Effects of aging on anterior and posterior corneal astigmatism

Jau-Der Ho et al. Cornea. 2010 Jun.

Abstract

Purpose: To evaluate age-related changes in astigmatism of both corneal surfaces and the whole cornea.

Methods: The right eyes of 370 subjects were measured with a rotating Scheimpflug camera (Pentacam). Astigmatisms of the anterior and posterior corneal surfaces were determined. The total corneal astigmatism was derived using power vector summation and vergence tracing. Age-related changes to corneal astigmatism were evaluated using polar value analysis (both in diopter and millimeter).

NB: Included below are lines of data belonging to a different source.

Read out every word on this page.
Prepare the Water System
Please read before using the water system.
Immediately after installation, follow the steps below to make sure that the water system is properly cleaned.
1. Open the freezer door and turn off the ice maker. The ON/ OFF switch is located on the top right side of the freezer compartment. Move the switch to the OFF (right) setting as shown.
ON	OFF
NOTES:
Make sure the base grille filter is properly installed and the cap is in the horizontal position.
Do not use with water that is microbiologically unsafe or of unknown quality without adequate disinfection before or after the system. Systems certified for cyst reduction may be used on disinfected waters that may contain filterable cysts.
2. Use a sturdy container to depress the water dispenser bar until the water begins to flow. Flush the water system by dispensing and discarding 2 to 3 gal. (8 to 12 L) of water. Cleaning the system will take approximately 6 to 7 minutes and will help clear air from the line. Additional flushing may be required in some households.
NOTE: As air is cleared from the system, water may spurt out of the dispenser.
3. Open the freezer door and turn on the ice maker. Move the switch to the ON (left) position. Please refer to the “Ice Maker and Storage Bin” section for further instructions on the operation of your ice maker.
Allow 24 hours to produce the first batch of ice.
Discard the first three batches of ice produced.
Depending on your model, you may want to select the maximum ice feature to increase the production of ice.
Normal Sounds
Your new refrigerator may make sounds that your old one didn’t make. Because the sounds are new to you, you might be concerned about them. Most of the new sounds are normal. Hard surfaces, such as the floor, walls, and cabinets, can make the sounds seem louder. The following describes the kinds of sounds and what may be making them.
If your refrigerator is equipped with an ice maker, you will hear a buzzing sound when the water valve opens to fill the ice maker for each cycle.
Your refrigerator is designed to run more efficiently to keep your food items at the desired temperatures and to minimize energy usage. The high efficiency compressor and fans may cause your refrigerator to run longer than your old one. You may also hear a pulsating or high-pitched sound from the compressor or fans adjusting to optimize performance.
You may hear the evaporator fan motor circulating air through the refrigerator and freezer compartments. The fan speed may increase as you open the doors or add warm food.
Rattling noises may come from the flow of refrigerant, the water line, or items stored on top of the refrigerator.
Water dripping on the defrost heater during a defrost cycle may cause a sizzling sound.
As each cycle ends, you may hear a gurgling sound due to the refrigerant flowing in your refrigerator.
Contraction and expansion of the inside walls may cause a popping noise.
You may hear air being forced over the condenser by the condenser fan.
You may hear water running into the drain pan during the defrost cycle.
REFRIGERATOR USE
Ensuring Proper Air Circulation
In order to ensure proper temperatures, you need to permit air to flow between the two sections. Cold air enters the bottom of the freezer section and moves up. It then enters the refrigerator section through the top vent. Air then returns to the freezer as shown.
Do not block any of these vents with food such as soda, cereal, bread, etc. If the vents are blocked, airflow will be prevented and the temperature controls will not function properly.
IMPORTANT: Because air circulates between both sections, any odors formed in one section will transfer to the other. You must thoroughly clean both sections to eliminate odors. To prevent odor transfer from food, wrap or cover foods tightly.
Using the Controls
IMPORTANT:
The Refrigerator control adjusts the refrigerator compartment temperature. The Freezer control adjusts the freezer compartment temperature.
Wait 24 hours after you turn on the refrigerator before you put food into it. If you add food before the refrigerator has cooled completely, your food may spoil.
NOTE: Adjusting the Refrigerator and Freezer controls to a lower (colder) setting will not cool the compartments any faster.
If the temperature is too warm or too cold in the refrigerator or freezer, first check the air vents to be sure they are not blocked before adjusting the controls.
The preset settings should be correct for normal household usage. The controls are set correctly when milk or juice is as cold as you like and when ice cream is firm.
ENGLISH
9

Results: For the anterior and total cornea, the proportion of with-the-rule astigmatisms decreased and those of oblique and against-the-rule astigmatisms increased with age. For the posterior cornea, most eyes displayed against-the-rule astigmatisms in all age groups. There was a significant trend toward against-the-rule astigmatism associated with increasing age for both anterior and total corneal astigmatisms (mean changes of -0.18 and -0.16 diopters/5 years, respectively), and toward with the rule in posterior corneal astigmatism (a mean change of 0.022 diopters/5 years). Regarding shape changes, a "flat meridian toward a more vertical orientation" trend with increasing age for both the anterior and posterior corneal surfaces was observed (mean changes of 0.0295 and 0.0224 mm/5 years, respectively). The posterior corneal surface compensated for the astigmatism arising from the anterior corneal surface in 91.4% and 47.7% of eyes in the 21-30 and > or =71 years groups, respectively.

Conclusions: There were age-related shifts toward against-the-rule and with-the-rule astigmatisms for the anterior and posterior corneal surfaces, respectively. The compensating effects of the posterior corneal surface on anterior corneal astigmatism decreased with advancing age.